The unions and Labor Department filed a joint motion in September to put the case on pause until the Biden administration’s vaccination and weekly testing mandate is issued. The parties are required by the court to issue a joint status report on Monday.
“The harsh reality is that current COVID safety guidelines are simply not enough and have left millions of essential workers to fend for themselves,” Marc Perrone, president of the United Food and Commercial Workers, said in August after OSHA issued voluntary guidance recommending masks for vaccinated employees working in areas where transmission was high. “What we need now is a clear enforceable COVID workplace safety standard that will protect America’s essential workers still on the frontlines of this deadly pandemic.”

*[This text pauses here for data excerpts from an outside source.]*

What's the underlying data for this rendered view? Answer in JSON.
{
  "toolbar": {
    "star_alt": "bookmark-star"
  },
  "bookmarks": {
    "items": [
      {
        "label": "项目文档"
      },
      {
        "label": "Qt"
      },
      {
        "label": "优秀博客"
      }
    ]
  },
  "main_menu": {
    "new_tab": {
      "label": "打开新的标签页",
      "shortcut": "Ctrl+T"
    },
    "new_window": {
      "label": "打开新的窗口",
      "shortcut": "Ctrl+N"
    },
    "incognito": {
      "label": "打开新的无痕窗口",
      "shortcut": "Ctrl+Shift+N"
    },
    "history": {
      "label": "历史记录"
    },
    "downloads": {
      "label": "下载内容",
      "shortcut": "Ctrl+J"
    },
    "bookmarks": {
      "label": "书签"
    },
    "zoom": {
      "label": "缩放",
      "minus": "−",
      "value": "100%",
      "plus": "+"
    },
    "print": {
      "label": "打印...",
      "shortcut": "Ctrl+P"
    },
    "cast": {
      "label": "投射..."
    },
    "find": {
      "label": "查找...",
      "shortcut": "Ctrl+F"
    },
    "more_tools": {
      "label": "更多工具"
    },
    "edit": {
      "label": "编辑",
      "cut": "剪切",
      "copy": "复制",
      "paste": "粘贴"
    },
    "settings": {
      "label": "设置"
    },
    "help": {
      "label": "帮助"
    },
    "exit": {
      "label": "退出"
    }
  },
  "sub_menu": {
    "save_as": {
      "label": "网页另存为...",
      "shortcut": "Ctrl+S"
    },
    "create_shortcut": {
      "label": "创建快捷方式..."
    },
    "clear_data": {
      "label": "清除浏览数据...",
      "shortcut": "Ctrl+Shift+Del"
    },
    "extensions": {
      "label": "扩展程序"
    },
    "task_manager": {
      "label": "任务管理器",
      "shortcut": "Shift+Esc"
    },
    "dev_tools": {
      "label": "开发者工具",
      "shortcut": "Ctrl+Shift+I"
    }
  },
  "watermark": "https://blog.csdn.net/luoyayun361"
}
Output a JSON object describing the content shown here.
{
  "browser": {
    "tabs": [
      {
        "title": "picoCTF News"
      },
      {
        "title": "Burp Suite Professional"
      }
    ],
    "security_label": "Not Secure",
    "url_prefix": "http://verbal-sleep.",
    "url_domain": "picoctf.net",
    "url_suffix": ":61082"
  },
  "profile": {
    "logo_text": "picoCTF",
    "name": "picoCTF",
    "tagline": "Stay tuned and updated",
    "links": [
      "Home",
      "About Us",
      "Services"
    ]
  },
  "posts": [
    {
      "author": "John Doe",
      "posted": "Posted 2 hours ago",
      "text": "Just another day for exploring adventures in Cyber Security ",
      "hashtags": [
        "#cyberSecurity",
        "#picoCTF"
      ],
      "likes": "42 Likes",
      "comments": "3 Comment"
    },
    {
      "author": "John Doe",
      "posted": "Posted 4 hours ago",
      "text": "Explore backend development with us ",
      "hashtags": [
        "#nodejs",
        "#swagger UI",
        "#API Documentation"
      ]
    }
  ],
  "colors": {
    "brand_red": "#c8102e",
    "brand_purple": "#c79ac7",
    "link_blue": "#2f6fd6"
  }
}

Perrone said his union is now waiting to see whether mitigation measures are included in the vaccine and testing mandate. “If we still have concerns, we will move forward,” he said, referring to the court case. The group represents 1.3 million employees across the grocery, retail, meatpacking, food processing, cannabis, chemical and distillery industries, including workers at Tysons Food, Kroger, Macy’s, Cargill and Pfizer. People in those industries are largely considered essential frontline workers by the Centers for Disease Control and Prevention.
The UFCW warned in an August letter to the Labor Department that vaccination – while important – does not eliminate the danger posed by Covid to workers as the highly transmissible delta variant spreads, the efficacy of vaccines wanes over time and new mutations of the virus emerge.

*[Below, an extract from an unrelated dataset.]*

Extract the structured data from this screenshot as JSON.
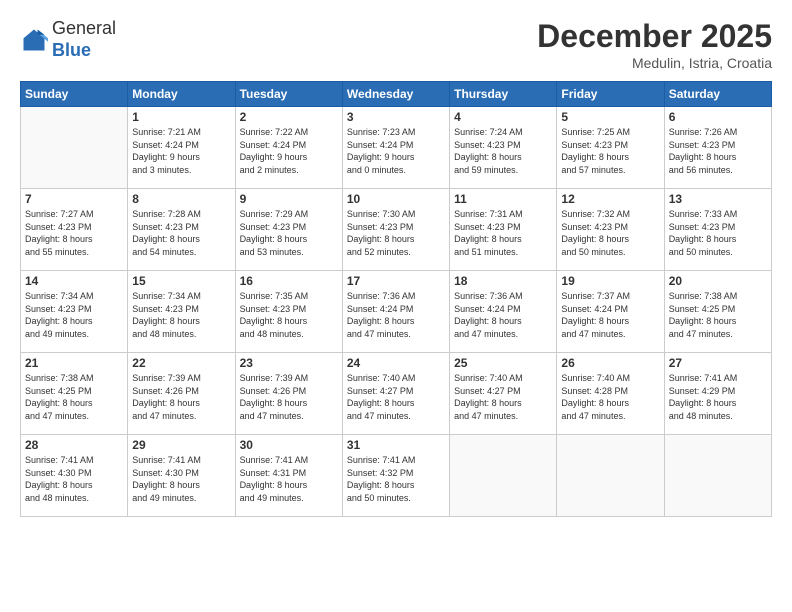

The AFL-CIO, in a May report, found 1,833 Covid outbreaks, nearly 90,000 infections and 378 deaths in the meatpacking, food processing and farming industries from the beginning of the pandemic in April 2020 through this April. A report from the House Select Subcommittee on the Coronavirus Crisis found that infections among meatpacking workers were nearly three times higher than previously reported.
“There are going to be certain people who are not going to take [the vaccine] and get tested, and then if you don’t have mitigation measures in place, like masks, you’re sort of defeating your purpose,” Perrone told CNBC.

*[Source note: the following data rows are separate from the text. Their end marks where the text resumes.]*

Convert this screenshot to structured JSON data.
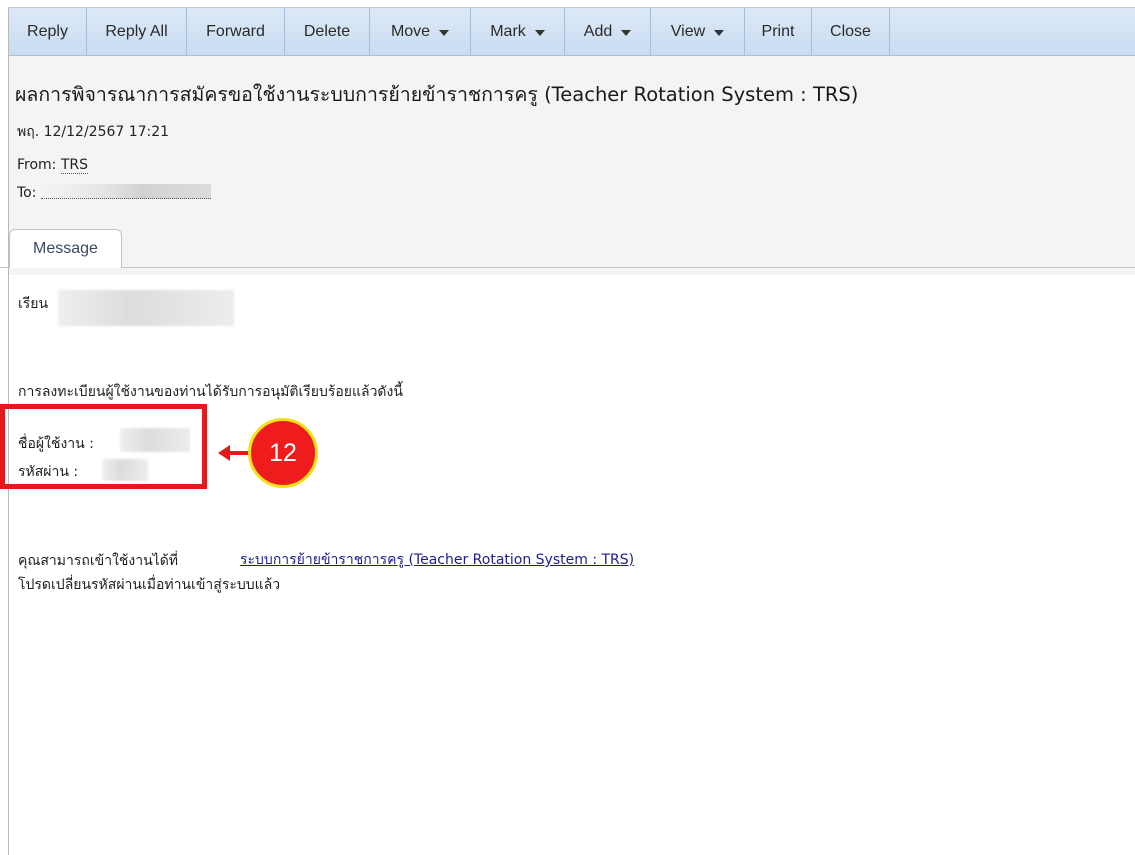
{
  "toolbar": {
    "buttons": [
      {
        "label": "Reply",
        "dropdown": false
      },
      {
        "label": "Reply All",
        "dropdown": false
      },
      {
        "label": "Forward",
        "dropdown": false
      },
      {
        "label": "Delete",
        "dropdown": false
      },
      {
        "label": "Move",
        "dropdown": true
      },
      {
        "label": "Mark",
        "dropdown": true
      },
      {
        "label": "Add",
        "dropdown": true
      },
      {
        "label": "View",
        "dropdown": true
      },
      {
        "label": "Print",
        "dropdown": false
      },
      {
        "label": "Close",
        "dropdown": false
      }
    ]
  },
  "email": {
    "subject": "ผลการพิจารณาการสมัครขอใช้งานระบบการย้ายข้าราชการครู (Teacher Rotation System : TRS)",
    "date": "พฤ. 12/12/2567 17:21",
    "from_label": "From:",
    "from_name": "TRS",
    "to_label": "To:"
  },
  "tabs": {
    "message": "Message"
  },
  "body": {
    "greeting": "เรียน",
    "intro": "การลงทะเบียนผู้ใช้งานของท่านได้รับการอนุมัติเรียบร้อยแล้วดังนี้",
    "username_label": "ชื่อผู้ใช้งาน :",
    "password_label": "รหัสผ่าน :",
    "access_text": "คุณสามารถเข้าใช้งานได้ที่",
    "link_text": "ระบบการย้ายข้าราชการครู (Teacher Rotation System : TRS)",
    "change_password_note": "โปรดเปลี่ยนรหัสผ่านเมื่อท่านเข้าสู่ระบบแล้ว"
  },
  "annotation": {
    "step_number": "12"
  },
  "colors": {
    "toolbar_bg": "#d3e3f5",
    "header_bg": "#f4f4f4",
    "highlight_red": "#e3191d",
    "badge_border": "#f1e217",
    "link": "#1c1c8c"
  }
}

The Service Employees International Union asked the Biden administration in September to expand the vaccine mandate to include additional protections. The union represents represents 2 million workers in essential services such as janitors, health and other occupations.
“Layered mitigation measures, including but not limited to masking and distancing, as well as quarantine after exposure or positive tests remain necessary to protect against outbreaks,” Leslie Frane, the union’s executive vice president, wrote in a September letter to OSHA head James Frederick.
SEIU and UFCW have also called for paid leave for workers to get vaccinated and recover from the shot, paid leave for workers to quarantine and recover from the virus, and free Covid tests for workers with testing options at the worksite. The Biden administration said in September that it will also require businesses with more than 100 employees to provide paid time off for vaccination and recovery.
The United Auto Workers declined to specifically comment on whether it wants the vaccine and testing mandate to include Covid mitigation measures. The big three automakers have already implemented extensive safety protocols against Covid. While it supports vaccination generally, the union opposes requiring them as part of a federal or employer mandate. The union will review the vaccine and testing mandate when it is published, UAW spokesman Brian Rothenberg told CNBC.
“We’re waiting for the standards because we have over 700 contracts and we’re going to have to go through them and see how they impact our contracts,” he said.